Vanderbilt faculty and researchers are looking for the "Achilles' heel" of the cancer cells that survive initial chemotherapy. Michael King, chair of the Department of Biomedical Engineering, and Joshua D. Greenlee, graduate research fellow in biomedical engineering, are investigating whether a naturally occurring protein made in immune cells, called TRAIL, is effective in killing colon cancer cells.

This knowledge may enable the development of new therapies that make aggressive cancer cells easier to kill off before they spread to other parts of the body.

The researchers found that TRAIL is more effective in killing these drug resistant colon cancer cells. "We found that these cells had higher quantities of a protein called death receptor 4 on the cell surface," Greenlee said. "This receptor does just what the name suggests, causes death of the cell upon binding to TRAIL. We also found that these death receptors were more likely to cluster together on the cell membrane in what are known as 'lipid rafts.' When these receptors are found within these rafts, TRAIL is even more effective at killing cancer cells."

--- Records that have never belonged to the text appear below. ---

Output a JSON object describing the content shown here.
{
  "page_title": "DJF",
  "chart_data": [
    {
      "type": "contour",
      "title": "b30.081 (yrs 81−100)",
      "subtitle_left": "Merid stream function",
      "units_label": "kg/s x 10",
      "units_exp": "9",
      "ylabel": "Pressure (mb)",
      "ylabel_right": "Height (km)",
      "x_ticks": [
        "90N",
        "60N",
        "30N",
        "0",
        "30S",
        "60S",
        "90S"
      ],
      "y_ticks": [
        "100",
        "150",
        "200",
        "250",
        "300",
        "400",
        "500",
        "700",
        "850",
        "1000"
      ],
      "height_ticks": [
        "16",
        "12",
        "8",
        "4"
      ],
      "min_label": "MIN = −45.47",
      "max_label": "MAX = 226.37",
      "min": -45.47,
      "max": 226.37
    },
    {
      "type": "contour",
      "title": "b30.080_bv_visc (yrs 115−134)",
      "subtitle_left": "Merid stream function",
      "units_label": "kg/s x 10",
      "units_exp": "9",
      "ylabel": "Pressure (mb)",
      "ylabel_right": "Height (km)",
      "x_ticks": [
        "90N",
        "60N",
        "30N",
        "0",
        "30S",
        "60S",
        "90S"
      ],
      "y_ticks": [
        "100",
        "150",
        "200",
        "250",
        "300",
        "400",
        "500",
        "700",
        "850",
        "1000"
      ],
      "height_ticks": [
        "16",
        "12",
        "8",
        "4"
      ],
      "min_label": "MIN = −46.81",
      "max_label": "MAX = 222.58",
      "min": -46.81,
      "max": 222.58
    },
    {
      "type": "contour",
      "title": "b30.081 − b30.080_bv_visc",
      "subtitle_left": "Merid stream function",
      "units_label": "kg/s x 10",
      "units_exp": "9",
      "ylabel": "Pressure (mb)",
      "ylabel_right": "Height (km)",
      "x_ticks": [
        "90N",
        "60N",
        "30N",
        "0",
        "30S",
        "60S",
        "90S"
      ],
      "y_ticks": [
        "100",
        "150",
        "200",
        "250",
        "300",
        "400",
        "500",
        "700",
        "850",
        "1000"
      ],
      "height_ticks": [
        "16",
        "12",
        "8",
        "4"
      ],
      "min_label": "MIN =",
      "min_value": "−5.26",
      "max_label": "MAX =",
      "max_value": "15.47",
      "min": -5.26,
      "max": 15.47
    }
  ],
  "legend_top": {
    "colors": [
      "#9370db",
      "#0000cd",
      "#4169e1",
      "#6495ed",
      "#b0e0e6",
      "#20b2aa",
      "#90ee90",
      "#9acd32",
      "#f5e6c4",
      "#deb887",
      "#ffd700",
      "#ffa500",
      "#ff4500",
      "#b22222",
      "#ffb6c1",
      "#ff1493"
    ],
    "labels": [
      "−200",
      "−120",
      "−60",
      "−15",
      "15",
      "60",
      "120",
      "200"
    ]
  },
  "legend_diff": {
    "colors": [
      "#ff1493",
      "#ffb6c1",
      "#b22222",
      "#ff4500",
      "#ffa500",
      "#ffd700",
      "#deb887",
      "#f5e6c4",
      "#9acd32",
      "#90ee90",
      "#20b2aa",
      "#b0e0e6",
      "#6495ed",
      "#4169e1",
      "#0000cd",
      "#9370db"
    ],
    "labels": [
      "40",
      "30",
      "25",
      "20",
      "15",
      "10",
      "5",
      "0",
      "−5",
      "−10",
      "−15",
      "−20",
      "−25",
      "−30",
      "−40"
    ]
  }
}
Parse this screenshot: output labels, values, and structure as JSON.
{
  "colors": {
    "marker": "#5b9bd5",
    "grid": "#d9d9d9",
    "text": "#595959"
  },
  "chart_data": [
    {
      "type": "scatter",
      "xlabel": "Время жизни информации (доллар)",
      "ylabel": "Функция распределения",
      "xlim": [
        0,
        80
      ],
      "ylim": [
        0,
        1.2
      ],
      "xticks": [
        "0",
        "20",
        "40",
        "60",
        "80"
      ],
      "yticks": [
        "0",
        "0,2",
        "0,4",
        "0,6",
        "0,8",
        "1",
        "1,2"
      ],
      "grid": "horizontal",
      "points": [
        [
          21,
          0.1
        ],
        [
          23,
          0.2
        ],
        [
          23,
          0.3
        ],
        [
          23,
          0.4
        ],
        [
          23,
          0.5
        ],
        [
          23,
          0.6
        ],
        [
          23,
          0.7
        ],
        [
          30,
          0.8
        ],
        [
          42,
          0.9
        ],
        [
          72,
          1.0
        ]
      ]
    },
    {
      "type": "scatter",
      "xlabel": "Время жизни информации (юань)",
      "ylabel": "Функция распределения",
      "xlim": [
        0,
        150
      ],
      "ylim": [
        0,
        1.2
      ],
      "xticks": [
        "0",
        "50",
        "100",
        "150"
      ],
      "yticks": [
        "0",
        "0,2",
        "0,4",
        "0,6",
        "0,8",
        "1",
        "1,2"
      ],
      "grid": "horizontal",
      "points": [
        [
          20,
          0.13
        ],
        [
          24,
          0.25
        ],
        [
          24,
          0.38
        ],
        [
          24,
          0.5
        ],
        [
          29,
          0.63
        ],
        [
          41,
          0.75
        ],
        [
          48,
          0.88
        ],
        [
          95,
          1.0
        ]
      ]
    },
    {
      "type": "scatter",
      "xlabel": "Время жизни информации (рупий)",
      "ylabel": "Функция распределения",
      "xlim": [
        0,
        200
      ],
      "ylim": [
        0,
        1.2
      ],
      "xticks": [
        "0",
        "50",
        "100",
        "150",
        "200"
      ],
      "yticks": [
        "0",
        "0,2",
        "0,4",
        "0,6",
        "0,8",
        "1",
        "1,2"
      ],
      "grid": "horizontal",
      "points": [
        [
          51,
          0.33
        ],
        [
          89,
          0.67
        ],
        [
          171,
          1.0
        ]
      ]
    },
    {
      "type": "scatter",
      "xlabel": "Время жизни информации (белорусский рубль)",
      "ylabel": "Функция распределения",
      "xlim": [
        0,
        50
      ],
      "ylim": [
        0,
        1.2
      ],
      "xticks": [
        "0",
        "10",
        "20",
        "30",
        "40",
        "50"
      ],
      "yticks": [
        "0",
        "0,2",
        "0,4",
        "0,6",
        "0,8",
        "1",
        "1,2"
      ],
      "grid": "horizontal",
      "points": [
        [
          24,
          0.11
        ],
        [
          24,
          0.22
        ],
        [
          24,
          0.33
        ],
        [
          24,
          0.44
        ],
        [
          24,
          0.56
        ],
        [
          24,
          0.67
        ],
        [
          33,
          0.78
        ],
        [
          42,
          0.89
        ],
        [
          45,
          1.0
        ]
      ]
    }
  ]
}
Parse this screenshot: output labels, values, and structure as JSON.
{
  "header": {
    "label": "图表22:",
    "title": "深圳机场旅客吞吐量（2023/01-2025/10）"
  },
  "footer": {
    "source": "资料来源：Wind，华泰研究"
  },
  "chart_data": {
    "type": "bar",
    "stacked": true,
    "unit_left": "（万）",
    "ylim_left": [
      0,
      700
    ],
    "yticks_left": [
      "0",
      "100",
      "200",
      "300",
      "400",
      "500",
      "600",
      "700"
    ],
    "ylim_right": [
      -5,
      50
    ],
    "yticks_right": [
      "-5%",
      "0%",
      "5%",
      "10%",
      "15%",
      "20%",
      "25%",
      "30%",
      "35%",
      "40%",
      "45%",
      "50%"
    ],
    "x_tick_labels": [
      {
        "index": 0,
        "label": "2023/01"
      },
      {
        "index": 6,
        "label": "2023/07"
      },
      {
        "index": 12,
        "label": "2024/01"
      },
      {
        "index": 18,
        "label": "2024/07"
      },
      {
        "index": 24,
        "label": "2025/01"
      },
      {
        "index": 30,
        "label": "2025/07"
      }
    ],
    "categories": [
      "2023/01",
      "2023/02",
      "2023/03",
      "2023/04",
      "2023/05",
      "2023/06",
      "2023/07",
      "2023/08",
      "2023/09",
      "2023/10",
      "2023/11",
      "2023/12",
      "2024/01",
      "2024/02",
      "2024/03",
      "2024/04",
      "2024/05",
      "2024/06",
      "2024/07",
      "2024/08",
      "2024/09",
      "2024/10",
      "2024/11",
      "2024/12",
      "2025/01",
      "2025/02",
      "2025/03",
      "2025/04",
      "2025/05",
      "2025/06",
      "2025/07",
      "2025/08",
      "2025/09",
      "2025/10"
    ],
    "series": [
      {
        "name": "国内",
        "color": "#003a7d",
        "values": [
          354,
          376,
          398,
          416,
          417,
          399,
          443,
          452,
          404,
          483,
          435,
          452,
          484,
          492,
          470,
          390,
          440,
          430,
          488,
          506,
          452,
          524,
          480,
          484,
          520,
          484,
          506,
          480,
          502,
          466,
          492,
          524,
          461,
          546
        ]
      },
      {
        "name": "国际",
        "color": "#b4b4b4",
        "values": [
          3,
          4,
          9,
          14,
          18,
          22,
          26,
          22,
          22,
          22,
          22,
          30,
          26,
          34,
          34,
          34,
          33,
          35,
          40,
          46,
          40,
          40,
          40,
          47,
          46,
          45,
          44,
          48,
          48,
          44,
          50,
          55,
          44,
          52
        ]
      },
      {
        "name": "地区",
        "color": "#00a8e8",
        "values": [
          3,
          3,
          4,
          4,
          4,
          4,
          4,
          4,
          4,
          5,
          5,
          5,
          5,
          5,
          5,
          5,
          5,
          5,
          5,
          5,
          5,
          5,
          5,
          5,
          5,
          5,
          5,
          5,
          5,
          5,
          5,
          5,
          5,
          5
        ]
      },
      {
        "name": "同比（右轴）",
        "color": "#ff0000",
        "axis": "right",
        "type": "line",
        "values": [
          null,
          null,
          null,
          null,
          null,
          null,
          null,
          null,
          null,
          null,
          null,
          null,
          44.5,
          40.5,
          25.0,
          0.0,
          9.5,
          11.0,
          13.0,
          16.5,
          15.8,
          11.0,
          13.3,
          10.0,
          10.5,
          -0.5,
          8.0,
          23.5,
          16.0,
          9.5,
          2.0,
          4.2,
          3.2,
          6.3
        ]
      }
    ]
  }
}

Using this knowledge, King, Greenlee and their collaborators designed TRAIL-coated nanoparticles that effectively kill 57% of cancer cells in the blood of patients with advanced chemo-resistant colon cancer. In some patient blood samples, the TRAIL-coated nanoparticles destroyed all detectable cancer cells, King said. Higher levels of lipid raft death receptor 4 in these patients also coincided with increased treatment efficacy of TRAIL-coated nanoparticles.

When colorectal cancer spreads to other organs in the body, patients require chemotherapy. While chemotherapy is typically successful at killing cancer cells in early treatment, stronger surviving cells develop resistance to the treatment and can form new and more lethal tumors.

"These results are particularly encouraging for colorectal cancer patients that have failed chemotherapy," said King, who is J. Lawrence Wilson Professor of Engineering. "Patients with metastatic disease that have failed chemotherapy are often left with few treatment options. The use of TRAIL as a nontoxic nanoparticle becomes particularly appealing among these patients."

More research will be directed toward drug discovery efforts to change lipid raft compositions in cancer cells to influence their interactions with death receptors and increase the therapeutic benefits of TRAIL, King said. The long-term goal is to take this research from the bench to the bedside, starting by testing TRAIL-coated nanoparticles in pre-clinical models.

The article, "Oxaliplatin resistance in colorectal cancer enhances TRAIL sensitivity via DR4 upregulation and lipid raft localization" was published in the journal eLife on August 3.

Greenlee, King and colleagues recently  published a closely related review article, "Rafting Down the Metastatic Cascade: The Role of Lipid Rafts in Cancer Metastasis, Cell Death, and Clinical Outcomes" in the journal Cancer Research. The article covers the roles of lipid rafts in cancer metastasis.